The First World War and Its Influence on the Life of Krakow Inhabitants
May 26, 2016 at 6.30 pm
Center for Urban History, Lviv
Krakow, on the eve of the Great was, was a large, modern city with representative buildings, largely well-organized streets, well-functioning and well-developed network of trams, and modern lighting. As a result of changing the city limits, the territory of Krakow grew significantly, giving it the possibility for development. Krakow was expanded from 5.77 km square in 1900 to 46.9 km square after it was joined with Podgórze, with significant industrial, commercial, transport, and financial capital, allowed the city to develop dynamically.
Krakow residents viewed the eruption of the war with euphoria, as it brought hope that with it would come freedom for the people. Society rejoiced, and hundreds of volunteers entered the ranks of the Polish Legions. Residents of the city showed their support, which was reflected in the sacrifices they made for the independence movement.
But the war brought famine, inflation, death, the emergence of many hospitals and wounded, destruction, and finally forced relocation. The latter made a perceptible impact on city residents because Krakow was a fortress. Many residents were forced to leave their homes and settle temporarily in areas of the Austro-Hungarian monarchy that were not engulfed by active fighting.
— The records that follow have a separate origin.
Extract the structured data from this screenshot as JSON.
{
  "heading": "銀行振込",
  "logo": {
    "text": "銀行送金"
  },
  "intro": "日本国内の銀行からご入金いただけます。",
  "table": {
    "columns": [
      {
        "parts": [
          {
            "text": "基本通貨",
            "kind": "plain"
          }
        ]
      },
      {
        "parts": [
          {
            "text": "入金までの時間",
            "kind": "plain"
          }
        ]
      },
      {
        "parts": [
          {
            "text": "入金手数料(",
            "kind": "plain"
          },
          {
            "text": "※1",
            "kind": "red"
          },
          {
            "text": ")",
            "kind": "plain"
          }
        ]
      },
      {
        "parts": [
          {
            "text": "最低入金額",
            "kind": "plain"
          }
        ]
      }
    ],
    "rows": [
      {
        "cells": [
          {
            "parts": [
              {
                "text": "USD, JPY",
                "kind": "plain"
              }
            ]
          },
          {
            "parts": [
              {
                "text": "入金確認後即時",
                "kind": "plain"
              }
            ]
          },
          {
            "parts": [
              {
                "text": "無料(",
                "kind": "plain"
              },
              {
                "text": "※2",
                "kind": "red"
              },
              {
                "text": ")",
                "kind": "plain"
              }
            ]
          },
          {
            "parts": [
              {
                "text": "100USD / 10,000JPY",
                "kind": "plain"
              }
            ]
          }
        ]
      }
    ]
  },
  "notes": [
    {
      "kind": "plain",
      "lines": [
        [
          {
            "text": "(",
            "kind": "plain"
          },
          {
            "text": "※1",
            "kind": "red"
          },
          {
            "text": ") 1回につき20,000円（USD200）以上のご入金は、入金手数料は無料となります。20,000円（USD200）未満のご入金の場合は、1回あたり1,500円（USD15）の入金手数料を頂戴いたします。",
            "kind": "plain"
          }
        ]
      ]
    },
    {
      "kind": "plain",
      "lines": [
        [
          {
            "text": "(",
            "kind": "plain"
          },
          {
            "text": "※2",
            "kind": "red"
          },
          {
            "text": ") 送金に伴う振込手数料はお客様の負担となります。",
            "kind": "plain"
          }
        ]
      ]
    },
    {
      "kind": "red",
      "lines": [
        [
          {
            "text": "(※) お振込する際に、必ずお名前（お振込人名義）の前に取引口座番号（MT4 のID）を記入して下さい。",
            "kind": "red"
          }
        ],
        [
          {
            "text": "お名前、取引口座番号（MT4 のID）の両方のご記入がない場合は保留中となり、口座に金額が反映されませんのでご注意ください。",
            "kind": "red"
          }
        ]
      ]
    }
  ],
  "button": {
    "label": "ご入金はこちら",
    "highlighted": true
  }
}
The researcher invites all on a trip to 1914 Krakow - 1914 was a year that was pivotal for the city as well as for the whole of Europe. This trip begins with a carnival, which at the time was a very lively celebration, as if designed for Krakow to bid farewell to La Belle Époque, forever. It was a time when residents actively discussed the city’s development plans, which were supposed to involve huge investments. These discussions evoked emotion and heated discussions; the Krakow press covered these discussions and they were commented on in cafés and restaurants. Residents, scientific and cultural organizations opposed many projects proposed by the city government and the Krakow magistrate. It seemed that big change was coming; and, it came, but not the change that was anticipated. Urban policy was made against the backdrop of broader European policies that brought Europe to the edge of an abyss and a devastating four-year war.
The lecture will be held in Polish with simultaneous translation.
The lecture is based on the 2015 booked published by Barbara Berksa, "1914. Happened in Krakow" ("1914. Zdarzyłosię w Krakowie") which is in the form of an annal with a large number of illustrations. The majority of the materials come from the National Archives in Krakow.
The book is part of the Center for Urban History’s library collection.
Lecture is a part of the series of events in support of the exhibition "The Great War 1914 - ... Individual and Global Experience".